Essay on the study of literature
by Edward Gibbon

Edward Gibbon’s Essay on the Study of Literature is one of the most characteristic documents of the European Enlightenment. Written in French by a young English gentleman exiled in Switzerland for religious reasons, it tries to defend, against the growing influence of the Encyclopedia of Diderot and d’Alembert, the task of scholars, a neologism at the time that indicated a traditional profession that It had its roots in the study of antiquity. “The ancients,” wrote Gibbon, “knew its advantages and applied them successfully.” Instead of claiming to know the ancients better than the ancients had known themselves, Gibbon would defend in his Essay the knowledge of antiquity and would begin to glimpse the fundamental difference between the “philosophical spirit” and—with the term Voltaire—the “century.” The Essay on the Study of Literature can now be read as the essay on The History of the Decline and Fall of the Roman Empire that Gibbon would undertake upon his return to England and the English language. Reading the brief and delicate Essay prepares the reader for the infinite reading of the Decline and Fall.

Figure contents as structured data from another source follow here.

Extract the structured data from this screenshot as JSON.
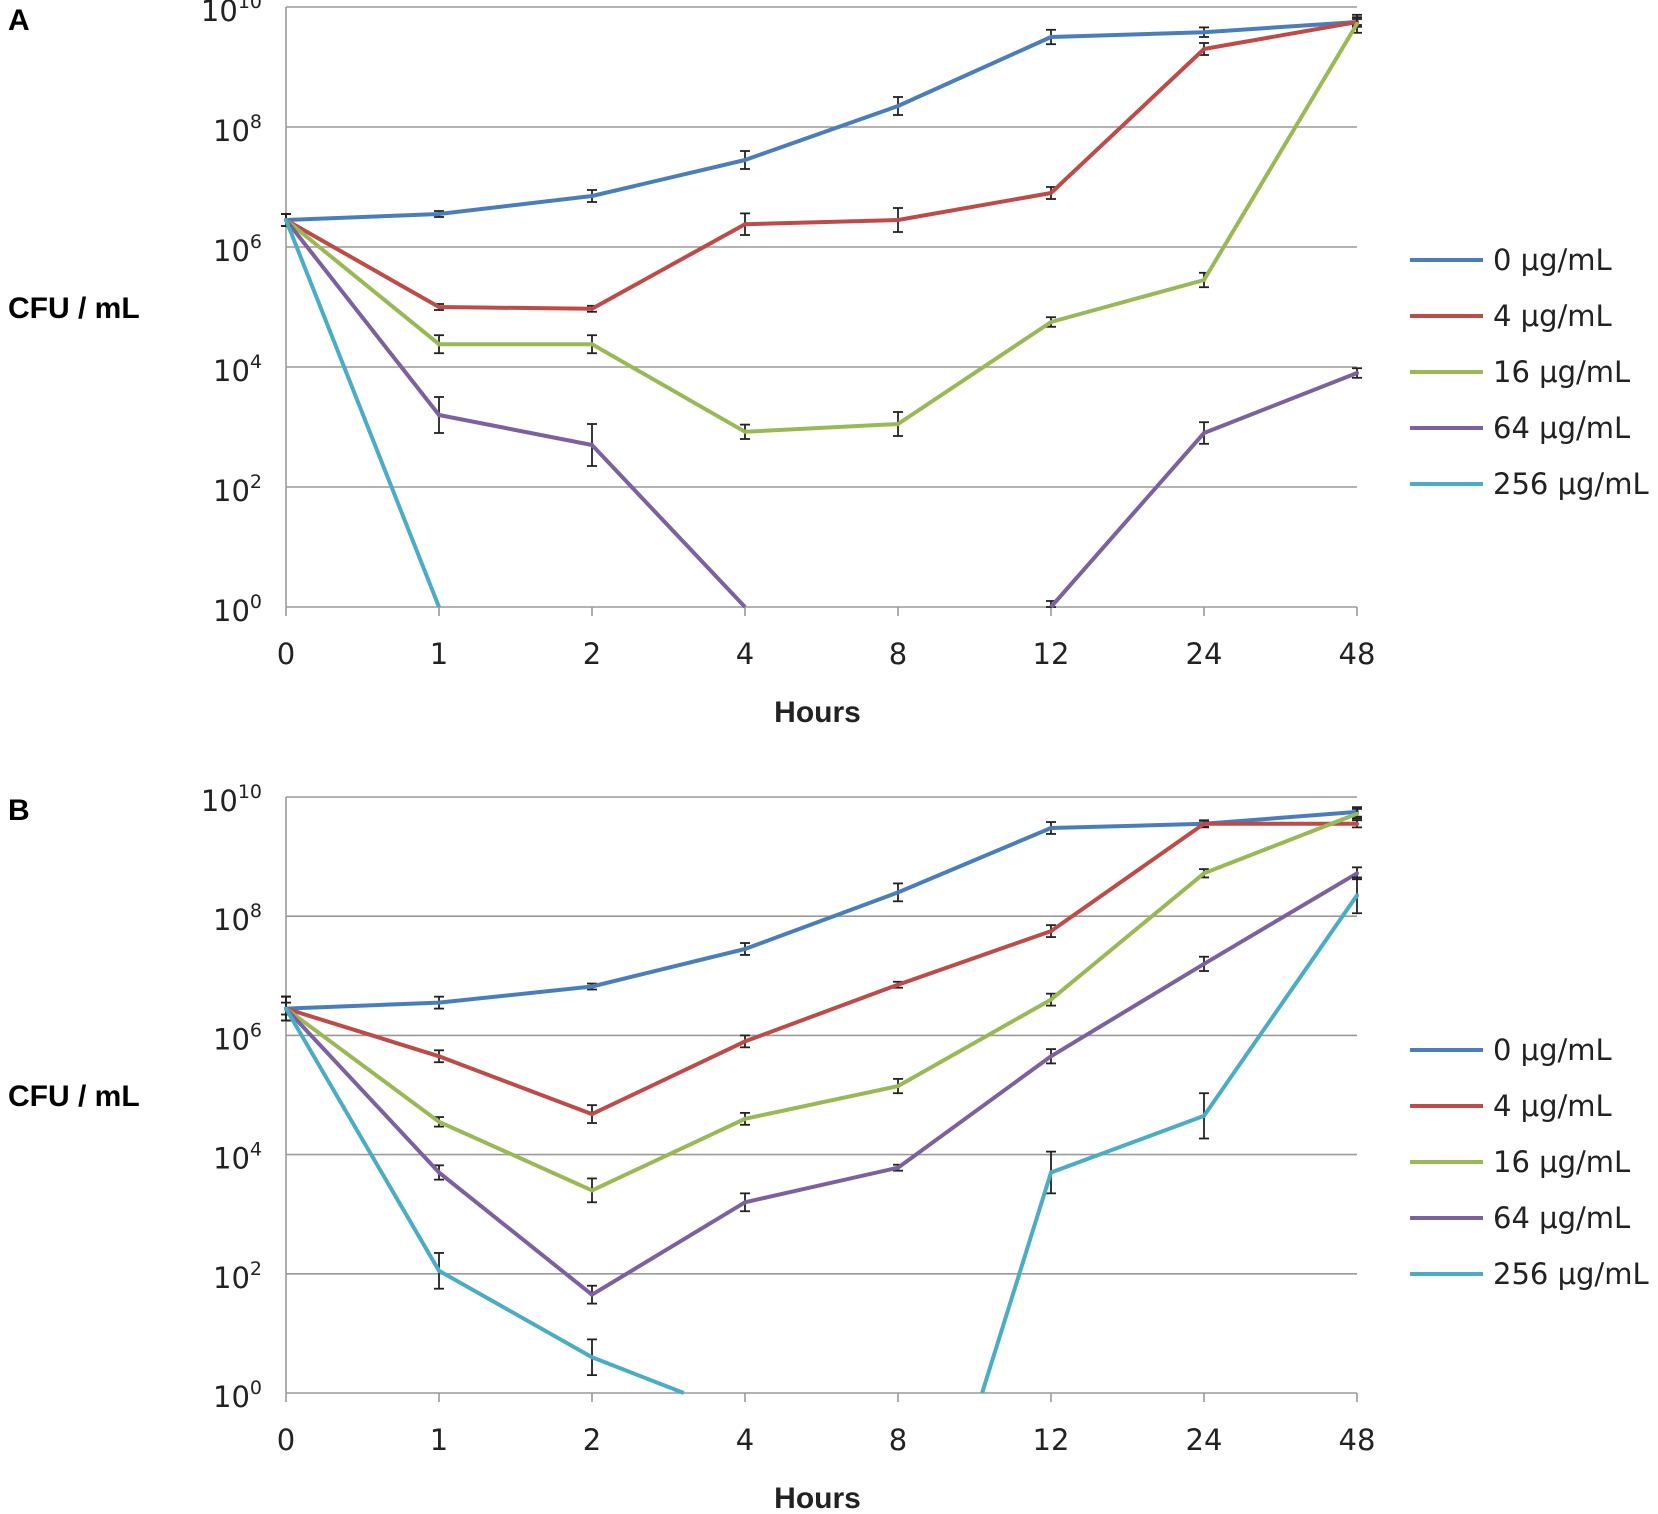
{
  "chart_data": [
    {
      "type": "line",
      "panel": "A",
      "title": "",
      "xlabel": "Hours",
      "ylabel": "CFU / mL",
      "y_scale": "log10",
      "ylim": [
        0,
        10
      ],
      "grid": true,
      "legend_position": "right",
      "categories": [
        "0",
        "1",
        "2",
        "4",
        "8",
        "12",
        "24",
        "48"
      ],
      "y_ticks": [
        {
          "base": "10",
          "exp": "10"
        },
        {
          "base": "10",
          "exp": "8"
        },
        {
          "base": "10",
          "exp": "6"
        },
        {
          "base": "10",
          "exp": "4"
        },
        {
          "base": "10",
          "exp": "2"
        },
        {
          "base": "10",
          "exp": "0"
        }
      ],
      "series": [
        {
          "name": "0 μg/mL",
          "color": "#4a7ebb",
          "values": [
            6.45,
            6.55,
            6.85,
            7.45,
            8.35,
            9.5,
            9.58,
            9.75
          ],
          "errors": [
            0.1,
            0.05,
            0.1,
            0.15,
            0.15,
            0.12,
            0.08,
            0.05
          ],
          "stops_at_zero": []
        },
        {
          "name": "4 μg/mL",
          "color": "#be4b48",
          "values": [
            6.45,
            5.0,
            4.97,
            6.38,
            6.45,
            6.9,
            9.3,
            9.75
          ],
          "errors": [
            0.1,
            0.05,
            0.05,
            0.18,
            0.2,
            0.1,
            0.1,
            0.08
          ],
          "stops_at_zero": []
        },
        {
          "name": "16 μg/mL",
          "color": "#98b954",
          "values": [
            6.45,
            4.38,
            4.38,
            2.92,
            3.05,
            4.75,
            5.45,
            9.72
          ],
          "errors": [
            0.1,
            0.15,
            0.15,
            0.12,
            0.2,
            0.08,
            0.12,
            0.15
          ],
          "stops_at_zero": []
        },
        {
          "name": "64 μg/mL",
          "color": "#7d60a0",
          "values": [
            6.45,
            3.2,
            2.7,
            0.0,
            0.0,
            0.0,
            2.9,
            3.9
          ],
          "errors": [
            0.1,
            0.3,
            0.35,
            0.0,
            0.0,
            0.1,
            0.18,
            0.08
          ],
          "stops_at_zero": [
            3,
            5
          ]
        },
        {
          "name": "256 μg/mL",
          "color": "#4bacc6",
          "values": [
            6.45,
            0.0,
            0.0,
            0.0,
            0.0,
            0.0,
            0.0,
            0.0
          ],
          "errors": [
            0.1,
            0.0,
            0.0,
            0.0,
            0.0,
            0.0,
            0.0,
            0.0
          ],
          "stops_at_zero": [
            1
          ]
        }
      ]
    },
    {
      "type": "line",
      "panel": "B",
      "title": "",
      "xlabel": "Hours",
      "ylabel": "CFU / mL",
      "y_scale": "log10",
      "ylim": [
        0,
        10
      ],
      "grid": true,
      "legend_position": "right",
      "categories": [
        "0",
        "1",
        "2",
        "4",
        "8",
        "12",
        "24",
        "48"
      ],
      "y_ticks": [
        {
          "base": "10",
          "exp": "10"
        },
        {
          "base": "10",
          "exp": "8"
        },
        {
          "base": "10",
          "exp": "6"
        },
        {
          "base": "10",
          "exp": "4"
        },
        {
          "base": "10",
          "exp": "2"
        },
        {
          "base": "10",
          "exp": "0"
        }
      ],
      "series": [
        {
          "name": "0 μg/mL",
          "color": "#4a7ebb",
          "values": [
            6.45,
            6.55,
            6.82,
            7.45,
            8.4,
            9.48,
            9.55,
            9.75
          ],
          "errors": [
            0.1,
            0.1,
            0.05,
            0.1,
            0.15,
            0.1,
            0.06,
            0.08
          ],
          "stops_at_zero": []
        },
        {
          "name": "4 μg/mL",
          "color": "#be4b48",
          "values": [
            6.45,
            5.65,
            4.68,
            5.9,
            6.85,
            7.75,
            9.55,
            9.55
          ],
          "errors": [
            0.2,
            0.1,
            0.15,
            0.1,
            0.05,
            0.1,
            0.05,
            0.06
          ],
          "stops_at_zero": []
        },
        {
          "name": "16 μg/mL",
          "color": "#98b954",
          "values": [
            6.45,
            4.55,
            3.4,
            4.6,
            5.15,
            6.6,
            8.72,
            9.72
          ],
          "errors": [
            0.2,
            0.08,
            0.2,
            0.1,
            0.12,
            0.1,
            0.07,
            0.08
          ],
          "stops_at_zero": []
        },
        {
          "name": "64 μg/mL",
          "color": "#7d60a0",
          "values": [
            6.45,
            3.7,
            1.65,
            3.2,
            3.78,
            5.65,
            7.2,
            8.72
          ],
          "errors": [
            0.2,
            0.12,
            0.15,
            0.15,
            0.05,
            0.12,
            0.12,
            0.1
          ],
          "stops_at_zero": []
        },
        {
          "name": "256 μg/mL",
          "color": "#4bacc6",
          "values": [
            6.45,
            2.05,
            0.6,
            0.0,
            0.0,
            3.7,
            4.65,
            8.35
          ],
          "errors": [
            0.2,
            0.3,
            0.3,
            0.0,
            0.0,
            0.35,
            0.38,
            0.3
          ],
          "stops_at_zero": [
            2.6,
            4.55
          ]
        }
      ]
    }
  ]
}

The history of the decline and fall of the Roman Empire, published between 1776 (the year of the Declaration of Independence of the United States) and 1788 (a year before the French Revolution) gave Edward Gibbon (Putney, 1737-London, 1794 ) fame as a writer and man of letters, although the regular member of London clubs would have preferred to be remembered as a gentleman rather than as a historian. That personal reserve is also part of the charm of his work. At the beginning of his literary career is the Essay on the Study of Literature, published in 1761 and written in French, under the influence of Montesquieu, at the decisive moment of the transformation of the Enlightenment into a revolutionary ideology.